Righetti, in his 14th year as Giants pitching coach, is well aware of the precedent his five starters are trying to set. A year ago, right-handers Matt Cain, Tim Lincecum and Ryan Vogelsong and left-handers Madison Bumgarner and Barry Zito made 160 of 162 regular season starts, becoming just the ninth quintet in MLB history to each reach the 30-start mark.

None of the previous groups repeated the feat.

"It just isn't done," Cain said. "It's just hard to stay healthy sometimes. You get five guys to try and do that together and little things happen here and there, whether you're running the bases or a guy hits a ball off of you. So many little things can happen during the season to stop a guy from pitching."

Cain knows that from experience, having been hit by a comebacker each of the last two springs. But for all the bumps and bruises, the Giants in recent years largely have avoided the serious injuries that sideline pitchers on a daily basis.

Righetti knows he has been lucky with the current staff, but he won't carry a four-leaf clover in his back pocket during mound visits this year. The Giants lucky charm, Righetti said, is an experienced staff that every day grinds through workouts individually tailored to each pitcher.

For those who believe that sounds simplistic or cliché, the training staff kindly will ask that you look back to June 14 of last year, when Cain was running sprints at 7:30 a.m. the morning after throwing a perfect game. Or July 5, when Bumgarner went through an early workout on a stifling day in Washington, hoping to wash away the previous day's seven-run outing. Or last December, when Vogelsong, who had committed to the World Baseball Classic, started throwing again barely a month removed from the World Series.

"I'm pretty spoiled with this group," strength and conditioning coach Carl Kochan said. "I've got five guys that hold themselves accountable. Sometimes you have guys at this level who have days they don't want to work out, but none of these guys ever deviate from their routine."

That routine is one formulated after the pitchers take physicals each spring. The Giants closely check their pitchers' joints and range of motion, giving Kochan, trainer Dave Groeschner and the rest of the staff a canvas with which to work.

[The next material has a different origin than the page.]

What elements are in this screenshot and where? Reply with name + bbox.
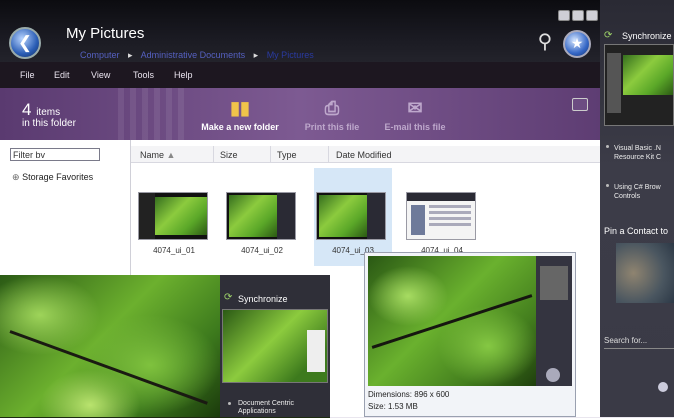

"Whatever a guy is lacking, that's what we're going to attack," Kochan said. "That is his weak link, and I don't want any of my guys to have any weak links."

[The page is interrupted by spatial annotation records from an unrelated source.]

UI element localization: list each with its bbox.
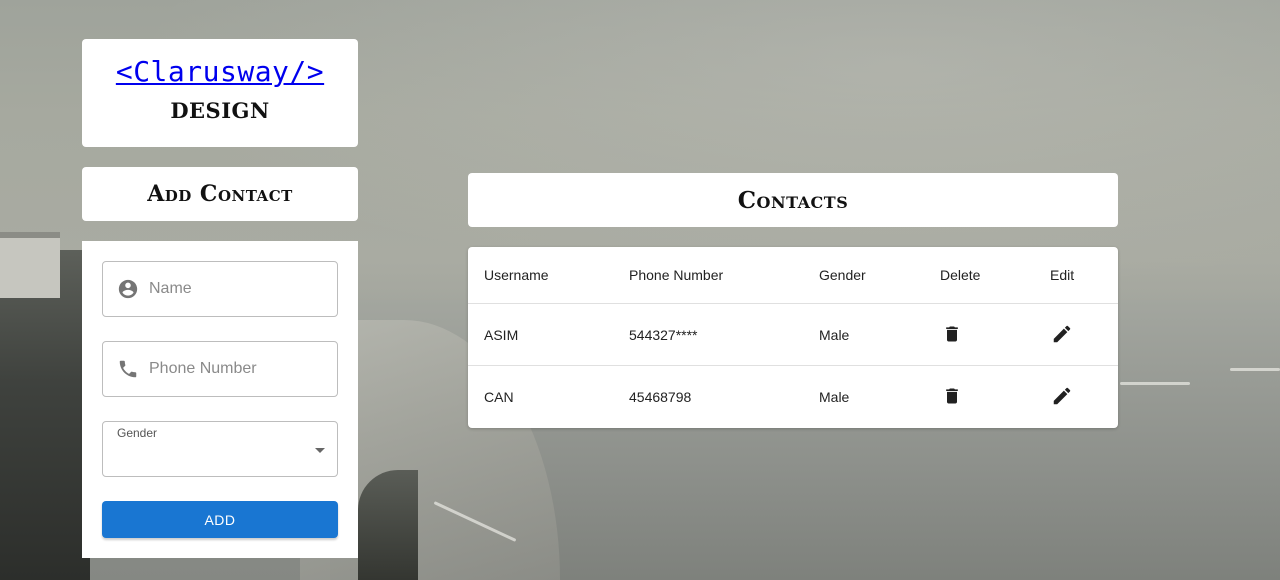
cell-username: ASIM (468, 303, 629, 366)
background-house (0, 232, 60, 298)
phone-placeholder: Phone Number (149, 360, 257, 377)
table-row: CAN 45468798 Male (468, 366, 1118, 428)
pencil-icon[interactable] (1050, 322, 1074, 346)
header-phone-number: Phone Number (629, 247, 819, 304)
logo-subtitle: DESIGN (170, 98, 270, 123)
add-contact-heading: Add Contact (147, 181, 293, 207)
cell-gender: Male (819, 388, 850, 405)
add-contact-title: Add Contact (82, 167, 358, 221)
pencil-icon[interactable] (1050, 384, 1074, 408)
background-cliff-right (358, 470, 418, 580)
header-username: Username (468, 247, 629, 304)
logo-card: <Clarusway/> DESIGN (82, 39, 358, 147)
table-header-row: Username Phone Number Gender Delete Edit (468, 247, 1118, 304)
cell-delete (940, 303, 1050, 366)
trash-icon[interactable] (940, 322, 964, 346)
cell-phone: 544327**** (629, 303, 819, 366)
caret-down-icon (315, 448, 325, 453)
cell-phone: 45468798 (629, 388, 692, 405)
background-wave (1120, 382, 1190, 385)
cell-edit (1050, 303, 1118, 366)
contacts-table-card: Username Phone Number Gender Delete Edit… (468, 247, 1118, 428)
contacts-title: Contacts (468, 173, 1118, 227)
background-cliff (0, 250, 90, 580)
account-circle-icon (117, 278, 139, 300)
name-field[interactable]: Name (102, 261, 338, 317)
clarusway-logo-link[interactable]: <Clarusway/> (116, 55, 324, 88)
name-placeholder: Name (149, 280, 192, 297)
add-contact-form: Name Phone Number Gender ADD (82, 241, 358, 558)
cell-username: CAN (484, 388, 514, 405)
gender-select[interactable]: Gender (102, 421, 338, 477)
header-gender: Gender (819, 247, 940, 304)
add-button[interactable]: ADD (102, 501, 338, 538)
header-delete: Delete (940, 247, 1050, 304)
contacts-heading: Contacts (737, 186, 849, 214)
background-wave (1230, 368, 1280, 371)
header-edit: Edit (1050, 247, 1118, 304)
phone-number-field[interactable]: Phone Number (102, 341, 338, 397)
contacts-table: Username Phone Number Gender Delete Edit… (468, 247, 1118, 427)
cell-edit (1050, 366, 1118, 428)
table-row: ASIM 544327**** Male (468, 303, 1118, 366)
cell-gender: Male (819, 303, 940, 366)
cell-delete (940, 366, 1050, 428)
trash-icon[interactable] (940, 384, 964, 408)
gender-label: Gender (113, 427, 162, 439)
phone-icon (117, 358, 139, 380)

The routine is rigid in general, but different for each pitcher. The day after a start is spent on heavy conditioning, lower body lifting and core work. The pitchers throw a bullpen session, run sprints and do upper body maintenance on the second day between starts and the third day is spent on short, high-intensity sprints and additional core work. The fourth day is what Kochan jokingly calls the "stealing their meal money day," with starters doing just a few easy sprints as they prepare mentally for the next day's start.

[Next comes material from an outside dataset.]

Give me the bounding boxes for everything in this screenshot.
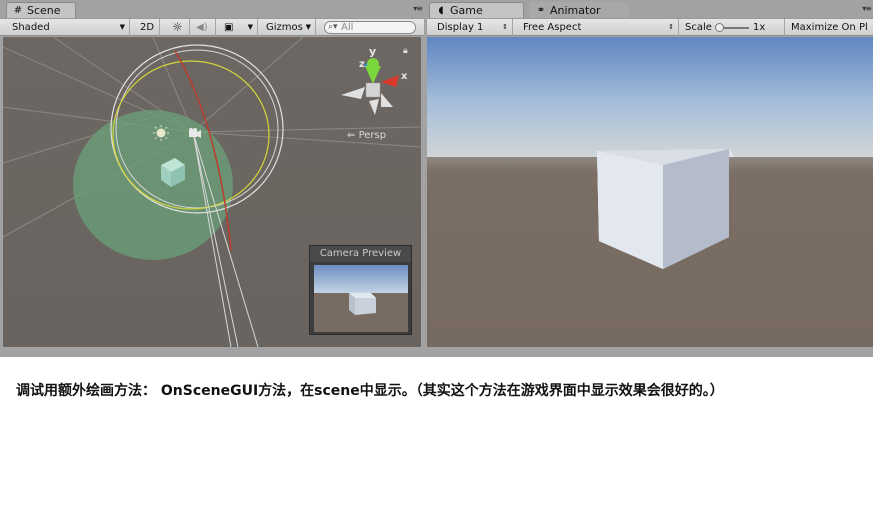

Each starter's program is reconfigured every five starts, personally tailored to that pitcher's style. Cain, who has slimmed down over the years, has taken to running and said he has learned not to keep up with Bumgarner, "the big Bamm-Bamm," in the weight room. Zito spends much of his down time in the clubhouse stretching on a foam roller. The 35-year-old Vogelsong, who had back problems last spring, does more core work than most pitchers. And Lincecum?

"He's good at everything," Kochan said. "That's why they call him the freak."

The results speak for themselves. Cain has missed just one start in his eight years, and it wasn't health-related. "It was because I was really bad," Cain said, smiling.

Lincecum, considered a health risk coming out of college, has made at least 32 starts each of the past five seasons and Zito has hit that mark 11 of the past 12 years.

The healthy run certainly is due to more than diligent workouts. Cain points out that the coaching staff has made a habit of giving starters extra rest with each off day rather than reworking the rotation, and also said the consistently good bullpen keeps starters from worrying too much when they are pulled from games.

That's especially important this year after a long 2012 season that ended with a Halloween parade. The Giants closely watched spring workloads and Righetti said extra attention would be paid to Bumgarner, who already has thrown 5692/3 big league innings at the age of 23 and wore down at the end of last season.

The Giants have little starting pitching depth in the high minors, and while they prepare their big leaguers as well as anyone in baseball, they understand that there's only so much you can do when you're talking about protecting pitchers.

"There's a luck of the draw, so to speak," Righetti said. "Any pitcher that logs a lot of innings is suspect to hurting something. But we've been fortunate over the years."